Superposition, au centre, des deux Saintes Faces : celle du Linceul de Turin (à gauche) et celle du voile de Manoppello (à droite)`

Sœur Blandina Pascalis Schlömer, artiste peintre et iconographe, a montré une si étroite concordance entre la Sainte Face de Manoppello et la Sainte Face du Linceul de Turin qu’on peut superposer les deux images suivant une longue série de « points de contact ». Mais on observe cependant deux différences :

le visage du Linceul de Turin a les yeux fermés et paraît rigide, alors que celui du voile de Manoppello est plus détendu et a les yeux ouverts ;

sur le visage du Linceul de Turin, on observe un plus grand nombre de blessures que sur celui du voile de Manoppello.

« En 1998-1999 – poursuit Lorenzo Bianchi – les premières enquêtes à caractère scientifique sur la Sainte Face de Manoppello furent menées par Donato Vittore, professeur à la faculté de médecine de l’université de Bari. Le voile fut examiné avec un scanner digital à haute résolution : aucun résidu de couleur n’était observable entre le fil de la chaîne et celui de la trame. Cette image nest ni une peinture à l’huile(absence de dépôt de couleur) ni une peinture à l’eau: sur l’image, les contours des yeux et de la bouche apparaissent nettement, sans bavure. Le professeur Vittore a montré en détails les images qu’il avait prises, au cours de différents colloques, dont le dernier eut lieu à Lecce en mars 2007. Si le tissu est bien du byssus, lisse et imperméable, ce serait un argument de plus pour éliminer une peinture : un tel tissu ne peut pas être peint, car la couleur tendrait à glisser en faisant des croûtes,ce que l’on ne voit pas sur le voile. D’autres enquêtes par microscopie et spectroscopie ont été faites par Giulio Fanti, professeur d’ingénierie mécanique et thermique à l’université de Padoue. L’analyse menée aux ultraviolets avec la lampe de Wood a confirmé un test déjà pratiqué en 1971 : ni le tissu ni l’image de la Sainte Face ne présentent une fluorescence appréciable, comme on pourrait s’y attendre en présence de substances d’amalgame des couleurs.

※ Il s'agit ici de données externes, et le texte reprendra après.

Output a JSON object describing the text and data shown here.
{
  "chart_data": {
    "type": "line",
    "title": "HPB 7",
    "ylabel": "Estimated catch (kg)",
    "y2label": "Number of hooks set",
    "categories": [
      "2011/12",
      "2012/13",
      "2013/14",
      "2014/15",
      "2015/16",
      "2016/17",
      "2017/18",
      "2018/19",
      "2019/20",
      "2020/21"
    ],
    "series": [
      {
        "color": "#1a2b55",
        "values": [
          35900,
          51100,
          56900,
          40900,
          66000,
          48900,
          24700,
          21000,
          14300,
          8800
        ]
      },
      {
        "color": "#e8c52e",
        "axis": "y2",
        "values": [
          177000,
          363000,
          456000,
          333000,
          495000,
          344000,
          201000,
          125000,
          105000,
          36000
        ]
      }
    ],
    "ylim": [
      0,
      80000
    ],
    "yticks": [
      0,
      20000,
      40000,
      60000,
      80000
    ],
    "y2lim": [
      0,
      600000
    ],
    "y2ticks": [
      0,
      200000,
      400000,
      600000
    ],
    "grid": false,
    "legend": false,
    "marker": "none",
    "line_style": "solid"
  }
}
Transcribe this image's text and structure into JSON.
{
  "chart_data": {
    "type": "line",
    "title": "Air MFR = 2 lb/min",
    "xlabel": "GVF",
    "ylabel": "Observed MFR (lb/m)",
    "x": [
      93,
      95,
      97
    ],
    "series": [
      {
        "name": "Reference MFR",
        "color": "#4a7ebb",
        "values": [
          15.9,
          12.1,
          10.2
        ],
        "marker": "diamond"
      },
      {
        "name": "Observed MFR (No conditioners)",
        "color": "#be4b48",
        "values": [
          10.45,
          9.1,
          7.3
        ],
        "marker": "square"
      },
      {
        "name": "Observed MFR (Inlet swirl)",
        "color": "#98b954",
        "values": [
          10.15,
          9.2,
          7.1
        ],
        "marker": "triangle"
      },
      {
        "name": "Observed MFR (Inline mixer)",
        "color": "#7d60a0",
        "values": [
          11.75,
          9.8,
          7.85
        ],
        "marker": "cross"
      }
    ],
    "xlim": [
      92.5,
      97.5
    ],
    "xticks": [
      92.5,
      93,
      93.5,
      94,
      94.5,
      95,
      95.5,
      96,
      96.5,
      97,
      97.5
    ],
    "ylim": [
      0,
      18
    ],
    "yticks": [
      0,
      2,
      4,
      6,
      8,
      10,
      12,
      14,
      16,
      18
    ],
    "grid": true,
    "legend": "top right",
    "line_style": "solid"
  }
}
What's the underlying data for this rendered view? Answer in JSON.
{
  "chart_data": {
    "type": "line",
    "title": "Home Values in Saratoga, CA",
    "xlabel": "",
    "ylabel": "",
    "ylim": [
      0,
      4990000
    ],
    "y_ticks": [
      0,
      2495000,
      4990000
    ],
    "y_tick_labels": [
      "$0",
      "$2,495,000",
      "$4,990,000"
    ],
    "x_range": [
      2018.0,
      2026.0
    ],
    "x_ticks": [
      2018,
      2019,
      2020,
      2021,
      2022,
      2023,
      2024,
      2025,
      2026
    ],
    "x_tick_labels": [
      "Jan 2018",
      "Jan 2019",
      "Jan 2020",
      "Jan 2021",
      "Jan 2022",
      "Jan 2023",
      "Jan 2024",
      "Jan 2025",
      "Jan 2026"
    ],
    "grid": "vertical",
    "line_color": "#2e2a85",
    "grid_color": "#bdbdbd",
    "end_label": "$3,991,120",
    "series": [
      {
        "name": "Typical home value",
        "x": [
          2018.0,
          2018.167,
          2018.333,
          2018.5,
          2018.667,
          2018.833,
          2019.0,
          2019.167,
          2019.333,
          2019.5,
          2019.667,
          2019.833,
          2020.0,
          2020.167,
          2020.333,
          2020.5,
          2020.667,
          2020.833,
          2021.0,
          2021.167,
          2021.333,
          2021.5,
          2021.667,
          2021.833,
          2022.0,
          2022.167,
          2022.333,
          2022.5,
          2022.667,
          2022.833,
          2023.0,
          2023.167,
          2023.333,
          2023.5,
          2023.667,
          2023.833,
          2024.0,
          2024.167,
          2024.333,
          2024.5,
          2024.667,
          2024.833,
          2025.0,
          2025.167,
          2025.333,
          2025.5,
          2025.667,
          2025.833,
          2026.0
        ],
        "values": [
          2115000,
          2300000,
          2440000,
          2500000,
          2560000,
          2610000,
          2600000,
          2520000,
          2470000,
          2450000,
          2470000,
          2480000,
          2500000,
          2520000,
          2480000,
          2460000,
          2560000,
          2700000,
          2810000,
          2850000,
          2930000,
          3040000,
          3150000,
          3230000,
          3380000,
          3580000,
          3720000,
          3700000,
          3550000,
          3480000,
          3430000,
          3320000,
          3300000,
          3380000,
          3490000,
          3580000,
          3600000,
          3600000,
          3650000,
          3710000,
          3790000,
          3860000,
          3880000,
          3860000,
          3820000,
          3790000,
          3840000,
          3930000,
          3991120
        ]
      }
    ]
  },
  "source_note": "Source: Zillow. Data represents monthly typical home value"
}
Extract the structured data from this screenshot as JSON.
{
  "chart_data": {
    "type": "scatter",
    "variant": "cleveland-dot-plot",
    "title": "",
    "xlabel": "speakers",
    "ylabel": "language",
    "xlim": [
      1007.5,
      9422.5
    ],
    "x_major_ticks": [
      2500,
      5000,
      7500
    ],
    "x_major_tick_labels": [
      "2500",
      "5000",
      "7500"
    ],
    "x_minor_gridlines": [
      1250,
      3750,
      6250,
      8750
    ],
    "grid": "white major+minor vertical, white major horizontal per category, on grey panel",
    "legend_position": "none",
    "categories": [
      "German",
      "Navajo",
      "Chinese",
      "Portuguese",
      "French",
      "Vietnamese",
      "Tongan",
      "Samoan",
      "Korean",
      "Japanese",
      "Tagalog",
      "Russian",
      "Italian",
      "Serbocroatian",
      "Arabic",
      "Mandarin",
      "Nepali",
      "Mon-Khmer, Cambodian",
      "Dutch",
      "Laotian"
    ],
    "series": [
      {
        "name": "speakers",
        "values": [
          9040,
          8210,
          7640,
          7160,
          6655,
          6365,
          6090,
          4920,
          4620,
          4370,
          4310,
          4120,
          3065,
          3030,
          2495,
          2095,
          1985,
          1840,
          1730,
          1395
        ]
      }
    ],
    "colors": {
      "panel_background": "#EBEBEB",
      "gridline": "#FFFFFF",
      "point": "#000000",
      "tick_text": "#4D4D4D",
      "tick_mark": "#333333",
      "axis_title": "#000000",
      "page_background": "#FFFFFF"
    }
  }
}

Par contre, les coins supérieurs droit et gauche du voile, qui ont fait l’objet d’une restauration, présentent une fluorescence remarquable. Une restitution en 3D des images acquises a montré d’autres points de correspondance entre l’image du voile de Manoppello et celle du Linceul de Turin. Enfin, contrairement aux apparences, les deux images antérieure et postérieure du voile ne sont pas parfaitement identiques : on trouve dans certains détails des différences singulières, inexplicables, entre le recto et le verso. Elles sont si minimes cependant que l’on peut exclure une intervention humaine. »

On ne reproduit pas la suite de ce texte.